ABD Başkanı Trump'ın başkanlık seçimi yarışını beraber yürüttüğü, ardından da Hükümet Verimliliği Departmanı'nın (DOGE) başına geçirdiği ABD'li milyarder Elon Musk'tan ABD'nin ekonomik durumuyla ilgili ilginç açıklamalar geldi.
Musk, federal harcamaları azaltmanın bir zorunluluk olduğunu belirterek, bütçe açığı konusunda bir şey yapılmaması halinde ABD'nin iflas edeceğini ifade etti.
Sadece ulusal borcun faiz ödemelerinin Savunma Bakanlığı'nın (Pentagon) bütçesini aştığına işaret eden Musk, "Savunmaya çok para harcıyoruz. Ancak bu böyle devam ederse, ülkeyi iflas ettireceğiz" dedi. Musk, "Federal harcamaları azaltmak bizim için isteğe bağlı değil, zorunluluk" değerlendirmesinde bulundu.
DOGE'nin bazı bulgularına da değinen Musk, bürokraside görünüşte yılda birkaç yüz bin dolar maaş alan ancak bulunduğu pozisyondayken bir şekilde on milyonlarca dolarlık servet biriktirmeyi başaran epeyce insan olmasının kendilerine tuhaf geldiğini anlattı. Ayrıca Musk, Sosyal Güvenlik ödemesi alan bazı kişilerin ise 150 yaşında olduğunu iddia etti.
Şu anki ABD yönetiminde önemli bir konumda bulunan ve Trump'ın görüşlerini birinci derecede dikkate aldığı Musk'tan gelen bu itiraf niteliğindeki açıklamalar dikkat çekici. Musk, aşırı bütçe harcamalarından, bütçe açıklarından ve yolsuzluklardan dem vuruyor. İşte neoliberal kapitalist sistemin kalesi olan ABD'nin durumu.
Musk sadece ekonomi sahasında uyarılarda bulunmuyor, ülkedeki demokrasinin durumunu da anlatıyor.
DOGE'nin amacının demokrasiyi yeniden tesis etmek olduğunu belirten Musk, halktan hükümete doğru iyi bir geri bildirim hareketinin olmaması ve bürokrasinin egemenliğinin olması halinde demokrasinin anlamının kalmayacağını söyledi.
Musk, "Eğer insanlar oy kullanamıyor ve iradelerinin Başkan, Senato ve Temsilciler Meclisi gibi seçilmiş temsilcileri tarafından belirlenmesini sağlayamıyorlarsa, o zaman demokraside değil, bürokraside yaşıyoruz demektir" dedi ve bürokrasinin halka karşı sorumlu olması gerektiğini savundu.

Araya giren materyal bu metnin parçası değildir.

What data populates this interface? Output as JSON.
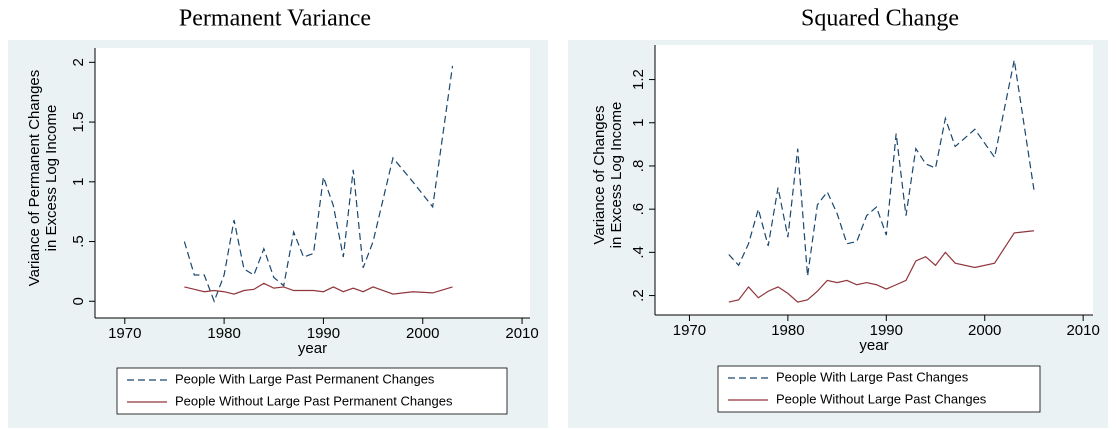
{
  "chart_data": [
    {
      "type": "line",
      "title": "Permanent Variance",
      "xlabel": "year",
      "ylabel": [
        "Variance of Permanent Changes",
        "in Excess Log Income"
      ],
      "x": [
        1976,
        1977,
        1978,
        1979,
        1980,
        1981,
        1982,
        1983,
        1984,
        1985,
        1986,
        1987,
        1988,
        1989,
        1990,
        1991,
        1992,
        1993,
        1994,
        1995,
        1997,
        1999,
        2001,
        2003
      ],
      "series": [
        {
          "name": "People With Large Past Permanent Changes",
          "color": "#1a476f",
          "dash": true,
          "values": [
            0.5,
            0.22,
            0.22,
            0.0,
            0.22,
            0.68,
            0.27,
            0.22,
            0.44,
            0.2,
            0.13,
            0.58,
            0.37,
            0.4,
            1.04,
            0.8,
            0.37,
            1.1,
            0.28,
            0.5,
            1.2,
            1.0,
            0.79,
            1.97
          ]
        },
        {
          "name": "People Without Large Past Permanent Changes",
          "color": "#90353b",
          "dash": false,
          "values": [
            0.12,
            0.1,
            0.08,
            0.09,
            0.08,
            0.06,
            0.09,
            0.1,
            0.15,
            0.11,
            0.12,
            0.09,
            0.09,
            0.09,
            0.08,
            0.12,
            0.08,
            0.11,
            0.08,
            0.12,
            0.06,
            0.08,
            0.07,
            0.12
          ]
        }
      ],
      "xlim": [
        1967,
        2010.8
      ],
      "xticks": [
        1970,
        1980,
        1990,
        2000,
        2010
      ],
      "ylim": [
        -0.14,
        2.12
      ],
      "yticks": [
        0,
        {
          "value": 0.5,
          "label": ".5"
        },
        1,
        1.5,
        2
      ],
      "grid": false
    },
    {
      "type": "line",
      "title": "Squared Change",
      "xlabel": "year",
      "ylabel": [
        "Variance of Changes",
        "in Excess Log Income"
      ],
      "x": [
        1974,
        1975,
        1976,
        1977,
        1978,
        1979,
        1980,
        1981,
        1982,
        1983,
        1984,
        1985,
        1986,
        1987,
        1988,
        1989,
        1990,
        1991,
        1992,
        1993,
        1994,
        1995,
        1996,
        1997,
        1999,
        2001,
        2003,
        2005
      ],
      "series": [
        {
          "name": "People With Large Past Changes",
          "color": "#1a476f",
          "dash": true,
          "values": [
            0.39,
            0.34,
            0.44,
            0.6,
            0.43,
            0.7,
            0.47,
            0.88,
            0.29,
            0.62,
            0.68,
            0.58,
            0.44,
            0.45,
            0.57,
            0.61,
            0.48,
            0.95,
            0.57,
            0.88,
            0.81,
            0.79,
            1.02,
            0.89,
            0.97,
            0.84,
            1.29,
            0.69
          ]
        },
        {
          "name": "People Without Large Past Changes",
          "color": "#90353b",
          "dash": false,
          "values": [
            0.17,
            0.18,
            0.24,
            0.19,
            0.22,
            0.24,
            0.21,
            0.17,
            0.18,
            0.22,
            0.27,
            0.26,
            0.27,
            0.25,
            0.26,
            0.25,
            0.23,
            0.25,
            0.27,
            0.36,
            0.38,
            0.34,
            0.4,
            0.35,
            0.33,
            0.35,
            0.49,
            0.5
          ]
        }
      ],
      "xlim": [
        1966.5,
        2011
      ],
      "xticks": [
        1970,
        1980,
        1990,
        2000,
        2010
      ],
      "ylim": [
        0.11,
        1.36
      ],
      "yticks": [
        {
          "value": 0.2,
          "label": ".2"
        },
        {
          "value": 0.4,
          "label": ".4"
        },
        {
          "value": 0.6,
          "label": ".6"
        },
        {
          "value": 0.8,
          "label": ".8"
        },
        1,
        1.2
      ],
      "grid": false
    }
  ]
}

ABD'de demokrasi yok ki, demokrasinin yeniden tesis edilmesinden bahsediyor, ülkenin demokraside değil, bürokraside yaşadığını en üst mevkiden itiraf ediyor.
Türkiye'deki Amerikan hayranlarına duyurulur; sizin ABD'yi savunduğunuz kadar Amerikalılar ABD'yi savunmuyor. Görüldüğü gibi bizimkiler kraldan çok kralcı!

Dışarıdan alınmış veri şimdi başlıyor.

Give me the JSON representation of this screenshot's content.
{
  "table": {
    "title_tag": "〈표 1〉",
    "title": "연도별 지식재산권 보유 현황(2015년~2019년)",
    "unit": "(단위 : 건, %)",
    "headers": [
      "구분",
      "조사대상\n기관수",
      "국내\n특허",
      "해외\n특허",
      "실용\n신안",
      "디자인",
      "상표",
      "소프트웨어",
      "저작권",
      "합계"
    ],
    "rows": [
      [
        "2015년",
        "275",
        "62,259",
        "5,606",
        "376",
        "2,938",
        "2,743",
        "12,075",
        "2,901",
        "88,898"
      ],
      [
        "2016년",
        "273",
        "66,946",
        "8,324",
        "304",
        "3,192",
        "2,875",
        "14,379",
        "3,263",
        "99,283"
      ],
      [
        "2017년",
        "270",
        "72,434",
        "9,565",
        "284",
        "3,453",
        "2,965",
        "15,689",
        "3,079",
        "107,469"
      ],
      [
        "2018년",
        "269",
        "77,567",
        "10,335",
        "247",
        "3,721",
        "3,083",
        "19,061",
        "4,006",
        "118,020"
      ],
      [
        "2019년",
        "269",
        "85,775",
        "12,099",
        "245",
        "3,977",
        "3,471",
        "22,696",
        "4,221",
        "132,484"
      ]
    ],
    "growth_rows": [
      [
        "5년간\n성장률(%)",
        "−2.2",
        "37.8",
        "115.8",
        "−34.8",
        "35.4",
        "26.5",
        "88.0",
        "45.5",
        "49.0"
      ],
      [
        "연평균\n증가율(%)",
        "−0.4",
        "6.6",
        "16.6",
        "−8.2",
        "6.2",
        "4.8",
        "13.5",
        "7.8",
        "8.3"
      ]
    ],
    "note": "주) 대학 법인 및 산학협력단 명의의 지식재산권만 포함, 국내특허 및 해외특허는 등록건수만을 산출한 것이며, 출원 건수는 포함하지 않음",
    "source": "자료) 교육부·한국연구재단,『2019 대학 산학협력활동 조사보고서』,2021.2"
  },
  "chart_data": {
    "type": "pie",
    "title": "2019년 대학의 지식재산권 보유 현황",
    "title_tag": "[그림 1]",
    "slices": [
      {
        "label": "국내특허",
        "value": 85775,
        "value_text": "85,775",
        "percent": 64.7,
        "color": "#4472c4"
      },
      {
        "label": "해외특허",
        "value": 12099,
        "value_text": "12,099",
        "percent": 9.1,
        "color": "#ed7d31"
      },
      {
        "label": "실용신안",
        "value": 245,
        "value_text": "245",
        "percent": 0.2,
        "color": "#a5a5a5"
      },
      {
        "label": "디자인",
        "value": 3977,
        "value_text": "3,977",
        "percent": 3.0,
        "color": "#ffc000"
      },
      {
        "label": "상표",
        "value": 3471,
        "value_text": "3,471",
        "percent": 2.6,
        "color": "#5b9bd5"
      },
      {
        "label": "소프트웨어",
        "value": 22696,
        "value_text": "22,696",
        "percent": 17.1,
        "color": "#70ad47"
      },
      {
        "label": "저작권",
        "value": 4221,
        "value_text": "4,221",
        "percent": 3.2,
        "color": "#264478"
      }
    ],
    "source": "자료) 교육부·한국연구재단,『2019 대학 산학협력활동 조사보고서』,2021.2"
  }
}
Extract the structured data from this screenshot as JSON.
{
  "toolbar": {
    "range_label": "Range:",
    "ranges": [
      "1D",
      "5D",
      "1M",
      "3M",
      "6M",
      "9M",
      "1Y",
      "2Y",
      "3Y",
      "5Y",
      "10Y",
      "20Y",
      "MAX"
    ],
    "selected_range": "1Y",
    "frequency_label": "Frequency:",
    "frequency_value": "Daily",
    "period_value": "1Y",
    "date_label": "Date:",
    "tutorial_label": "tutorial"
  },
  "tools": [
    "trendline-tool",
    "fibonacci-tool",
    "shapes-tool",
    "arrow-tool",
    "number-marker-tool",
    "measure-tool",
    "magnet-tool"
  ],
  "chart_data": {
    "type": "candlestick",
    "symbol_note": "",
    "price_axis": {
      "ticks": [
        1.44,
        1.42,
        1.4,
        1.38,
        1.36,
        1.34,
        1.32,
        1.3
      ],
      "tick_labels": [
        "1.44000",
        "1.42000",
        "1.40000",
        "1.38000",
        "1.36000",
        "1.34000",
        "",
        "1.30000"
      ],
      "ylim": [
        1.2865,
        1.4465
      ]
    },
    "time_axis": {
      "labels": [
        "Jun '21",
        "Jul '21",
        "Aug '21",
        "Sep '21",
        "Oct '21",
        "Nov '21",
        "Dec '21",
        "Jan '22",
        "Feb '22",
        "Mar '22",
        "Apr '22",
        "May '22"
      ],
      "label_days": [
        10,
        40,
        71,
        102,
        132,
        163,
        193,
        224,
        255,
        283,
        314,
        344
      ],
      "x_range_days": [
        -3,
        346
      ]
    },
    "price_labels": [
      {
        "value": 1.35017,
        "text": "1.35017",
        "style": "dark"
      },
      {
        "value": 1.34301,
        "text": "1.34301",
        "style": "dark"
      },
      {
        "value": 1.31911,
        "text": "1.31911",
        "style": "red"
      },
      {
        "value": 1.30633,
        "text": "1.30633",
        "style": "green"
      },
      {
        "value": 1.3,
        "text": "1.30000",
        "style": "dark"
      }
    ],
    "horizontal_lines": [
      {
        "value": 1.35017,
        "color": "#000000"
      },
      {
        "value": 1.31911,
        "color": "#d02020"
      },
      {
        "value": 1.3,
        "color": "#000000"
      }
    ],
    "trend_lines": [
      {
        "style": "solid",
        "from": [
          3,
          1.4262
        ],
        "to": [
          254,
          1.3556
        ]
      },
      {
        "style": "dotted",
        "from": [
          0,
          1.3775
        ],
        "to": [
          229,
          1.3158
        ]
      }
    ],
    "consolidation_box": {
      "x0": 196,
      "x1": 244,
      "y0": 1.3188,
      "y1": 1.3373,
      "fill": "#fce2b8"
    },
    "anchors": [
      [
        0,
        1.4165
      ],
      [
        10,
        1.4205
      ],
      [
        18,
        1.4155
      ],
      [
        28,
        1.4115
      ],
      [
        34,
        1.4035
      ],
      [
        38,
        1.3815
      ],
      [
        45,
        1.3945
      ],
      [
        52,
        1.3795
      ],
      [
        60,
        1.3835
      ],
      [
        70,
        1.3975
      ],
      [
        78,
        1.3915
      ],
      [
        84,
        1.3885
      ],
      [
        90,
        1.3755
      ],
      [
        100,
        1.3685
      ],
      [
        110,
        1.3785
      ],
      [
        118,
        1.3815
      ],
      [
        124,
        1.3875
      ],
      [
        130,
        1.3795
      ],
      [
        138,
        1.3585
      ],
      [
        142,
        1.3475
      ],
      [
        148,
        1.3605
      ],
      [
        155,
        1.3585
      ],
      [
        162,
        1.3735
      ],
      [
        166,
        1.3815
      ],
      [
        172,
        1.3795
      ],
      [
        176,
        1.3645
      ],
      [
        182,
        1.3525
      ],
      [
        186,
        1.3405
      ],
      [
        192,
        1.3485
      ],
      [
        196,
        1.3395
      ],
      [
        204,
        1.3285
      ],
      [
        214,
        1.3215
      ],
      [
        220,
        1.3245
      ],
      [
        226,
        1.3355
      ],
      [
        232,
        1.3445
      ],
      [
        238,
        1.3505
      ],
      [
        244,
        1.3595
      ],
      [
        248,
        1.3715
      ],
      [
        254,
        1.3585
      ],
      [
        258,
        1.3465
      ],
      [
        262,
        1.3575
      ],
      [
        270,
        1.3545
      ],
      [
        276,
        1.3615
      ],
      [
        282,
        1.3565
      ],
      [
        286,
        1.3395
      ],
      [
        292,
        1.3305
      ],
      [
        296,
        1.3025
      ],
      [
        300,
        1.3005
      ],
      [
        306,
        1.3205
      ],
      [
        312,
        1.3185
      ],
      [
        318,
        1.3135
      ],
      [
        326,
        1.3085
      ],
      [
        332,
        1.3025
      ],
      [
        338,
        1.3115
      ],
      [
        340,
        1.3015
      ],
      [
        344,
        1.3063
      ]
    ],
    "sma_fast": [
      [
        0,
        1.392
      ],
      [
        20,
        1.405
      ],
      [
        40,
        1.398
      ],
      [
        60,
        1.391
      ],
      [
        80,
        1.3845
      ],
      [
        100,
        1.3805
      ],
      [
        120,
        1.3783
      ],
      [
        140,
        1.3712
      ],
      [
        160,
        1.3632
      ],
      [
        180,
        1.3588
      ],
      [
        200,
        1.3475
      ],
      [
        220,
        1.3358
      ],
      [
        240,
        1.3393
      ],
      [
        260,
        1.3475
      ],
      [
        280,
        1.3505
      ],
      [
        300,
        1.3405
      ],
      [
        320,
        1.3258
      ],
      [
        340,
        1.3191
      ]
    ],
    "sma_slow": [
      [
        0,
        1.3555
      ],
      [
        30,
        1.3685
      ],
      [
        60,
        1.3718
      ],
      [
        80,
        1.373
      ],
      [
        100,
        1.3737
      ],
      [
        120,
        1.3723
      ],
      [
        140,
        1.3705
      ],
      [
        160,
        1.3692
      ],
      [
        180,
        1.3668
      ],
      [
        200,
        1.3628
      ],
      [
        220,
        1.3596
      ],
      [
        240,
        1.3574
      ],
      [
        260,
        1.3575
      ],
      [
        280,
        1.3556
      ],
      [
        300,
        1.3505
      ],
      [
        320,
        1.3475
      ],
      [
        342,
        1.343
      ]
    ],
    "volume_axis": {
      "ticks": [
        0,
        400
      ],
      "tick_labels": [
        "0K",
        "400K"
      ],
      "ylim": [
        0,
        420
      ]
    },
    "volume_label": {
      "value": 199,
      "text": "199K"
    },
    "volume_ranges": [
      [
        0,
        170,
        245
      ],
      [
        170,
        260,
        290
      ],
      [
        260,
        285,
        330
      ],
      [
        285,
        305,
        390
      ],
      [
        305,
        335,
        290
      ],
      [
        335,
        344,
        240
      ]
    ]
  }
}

Musk'ın ABD iflasa gidiyor uyarılarından sonra Trump hiç durur mu, o da bu açıklamalara paralel açıklamalar yapmaya başladı.

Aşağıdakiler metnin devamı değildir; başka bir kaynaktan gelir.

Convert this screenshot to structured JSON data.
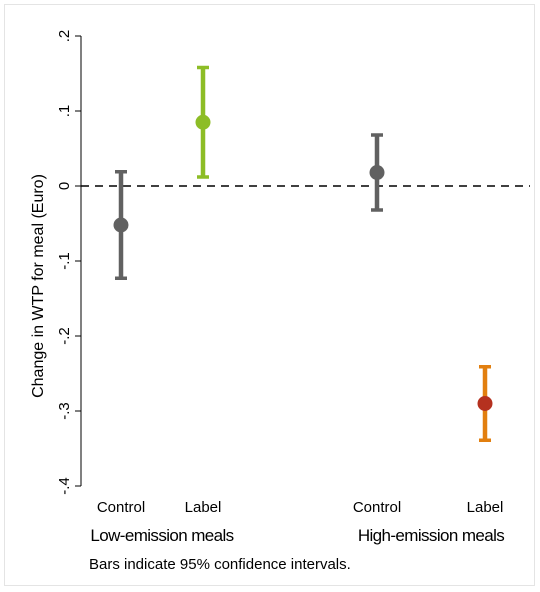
{
  "chart_data": {
    "type": "scatter",
    "subtype": "point-with-error-bars",
    "ylabel": "Change in WTP for meal (Euro)",
    "ylim": [
      -0.4,
      0.2
    ],
    "yticks": [
      0.2,
      0.1,
      0,
      -0.1,
      -0.2,
      -0.3,
      -0.4
    ],
    "ytick_labels": [
      ".2",
      ".1",
      "0",
      "-.1",
      "-.2",
      "-.3",
      "-.4"
    ],
    "reference_line": 0,
    "groups": [
      {
        "label": "Low-emission meals",
        "categories": [
          "Control",
          "Label"
        ]
      },
      {
        "label": "High-emission meals",
        "categories": [
          "Control",
          "Label"
        ]
      }
    ],
    "points": [
      {
        "group": "Low-emission meals",
        "category": "Control",
        "estimate": -0.052,
        "ci_low": -0.123,
        "ci_high": 0.019,
        "color": "#616161",
        "bar_color": "#616161"
      },
      {
        "group": "Low-emission meals",
        "category": "Label",
        "estimate": 0.085,
        "ci_low": 0.012,
        "ci_high": 0.158,
        "color": "#8dbd26",
        "bar_color": "#8dbd26"
      },
      {
        "group": "High-emission meals",
        "category": "Control",
        "estimate": 0.018,
        "ci_low": -0.032,
        "ci_high": 0.068,
        "color": "#616161",
        "bar_color": "#616161"
      },
      {
        "group": "High-emission meals",
        "category": "Label",
        "estimate": -0.29,
        "ci_low": -0.339,
        "ci_high": -0.241,
        "color": "#b5311f",
        "bar_color": "#e27f0f"
      }
    ],
    "note": "Bars indicate 95% confidence intervals."
  }
}
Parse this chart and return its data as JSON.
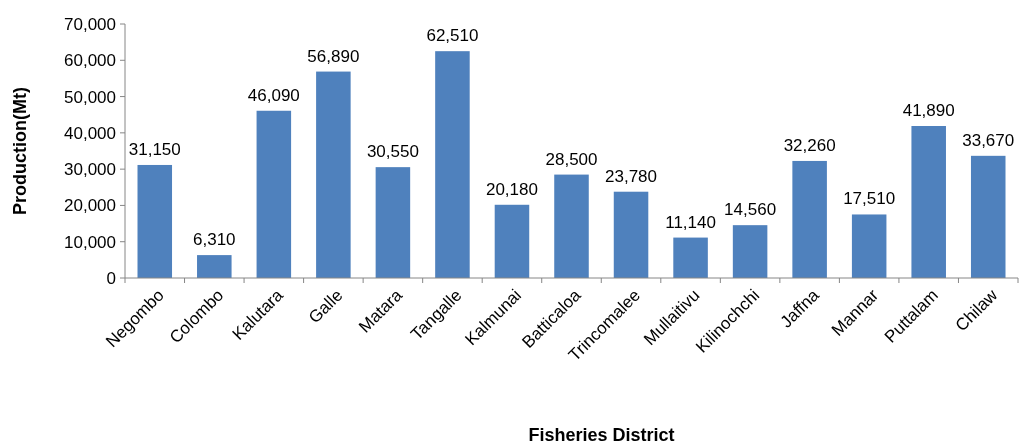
{
  "chart_data": {
    "type": "bar",
    "xlabel": "Fisheries District",
    "ylabel": "Production(Mt)",
    "categories": [
      "Negombo",
      "Colombo",
      "Kalutara",
      "Galle",
      "Matara",
      "Tangalle",
      "Kalmunai",
      "Batticaloa",
      "Trincomalee",
      "Mullaitivu",
      "Kilinochchi",
      "Jaffna",
      "Mannar",
      "Puttalam",
      "Chilaw"
    ],
    "values": [
      31150,
      6310,
      46090,
      56890,
      30550,
      62510,
      20180,
      28500,
      23780,
      11140,
      14560,
      32260,
      17510,
      41890,
      33670
    ],
    "color": "#4f81bd",
    "ylim": [
      0,
      70000
    ],
    "yticks": [
      {
        "value": 0,
        "label": "0"
      },
      {
        "value": 10000,
        "label": "10,000"
      },
      {
        "value": 20000,
        "label": "20,000"
      },
      {
        "value": 30000,
        "label": "30,000"
      },
      {
        "value": 40000,
        "label": "40,000"
      },
      {
        "value": 50000,
        "label": "50,000"
      },
      {
        "value": 60000,
        "label": "60,000"
      },
      {
        "value": 70000,
        "label": "70,000"
      }
    ],
    "value_labels": [
      "31,150",
      "6,310",
      "46,090",
      "56,890",
      "30,550",
      "62,510",
      "20,180",
      "28,500",
      "23,780",
      "11,140",
      "14,560",
      "32,260",
      "17,510",
      "41,890",
      "33,670"
    ],
    "grid": false
  }
}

Trump, ABD olarak eğitim başarı sıralamasında dünyada 40., ancak öğrenci başına maliyet konusunda 1. olduklarını belirterek, "Eğitim Bakanlığı'nın derhal kapatılmasını istiyorum" dedi. Kurum çalışanlarının işe gelmediğini çünkü hepsinin evden çalıştığını söyleyen Trump, "Bu insanlar kovulacak. Çünkü hükümetimizi küçültmek zorundayız" diye konuştu.
ABD'yi eğitim konusunda diğer ülkelerle kıyaslayan Trump, "Norveç, Danimarka, İsveç. Bunu söylemekten nefret ediyorum ama Çin, ne kadar büyük olursa olsun, ilk beşte yer alıyor ve o bizim birincil rakibimiz" ifadelerini kullandı. Trump, "Yani 40. sıradaysak, bu gerçekten bir şeylerin yanlış olduğu anlamına gelir, değil mi?" diye sordu.
Washington DC'de devasa bir bürokrasi ve her yerde Eğitim Bakanlığı binaları olduğunu söyleyen Trump, "Bu arada, kimse işe gelmiyor. Çünkü hepsi evden çalışıyor, biliyorsunuz, 'evden çalışıyorlar'. Ve birçoğunun ikinci işleri var" dedi.
Trump, daha önce yaptığı açıklamada, Musk'a çok yakında Eğitim Bakanlığı'nı araştırma talimatı vereceğini söylemişti. Trump, olası usulsüzlüklere işaret ederek, "O da aynı şeyi bulacak. Sonra ben de orduya gideceğim. Orduyu kontrol edelim. Milyarlarca, yüz milyarlarca dolarlık dolandırıcılık ve suiistimal bulacağız. Ama kampanyamı bunun üzerine kurdum" şeklinde konuşmuştu.
Devletin harcamalarını küçültme noktasında radikal adımlar atan Trump, bir hamleyi de FED'e karşı yaptı. Trump faiz oranlarının indirilmesine dair çağrısını kendine ait sosyal medya platformu üzerinden yineledi. Trump, yayınladığı mesajda "Faiz oranları düşürülmeli, bu da önümüzdeki tarife düzenlemeleri ile el ele yürümelidir. Hadi Rock'n Roll yapalım Amerika!!" açıklamasında bulundu.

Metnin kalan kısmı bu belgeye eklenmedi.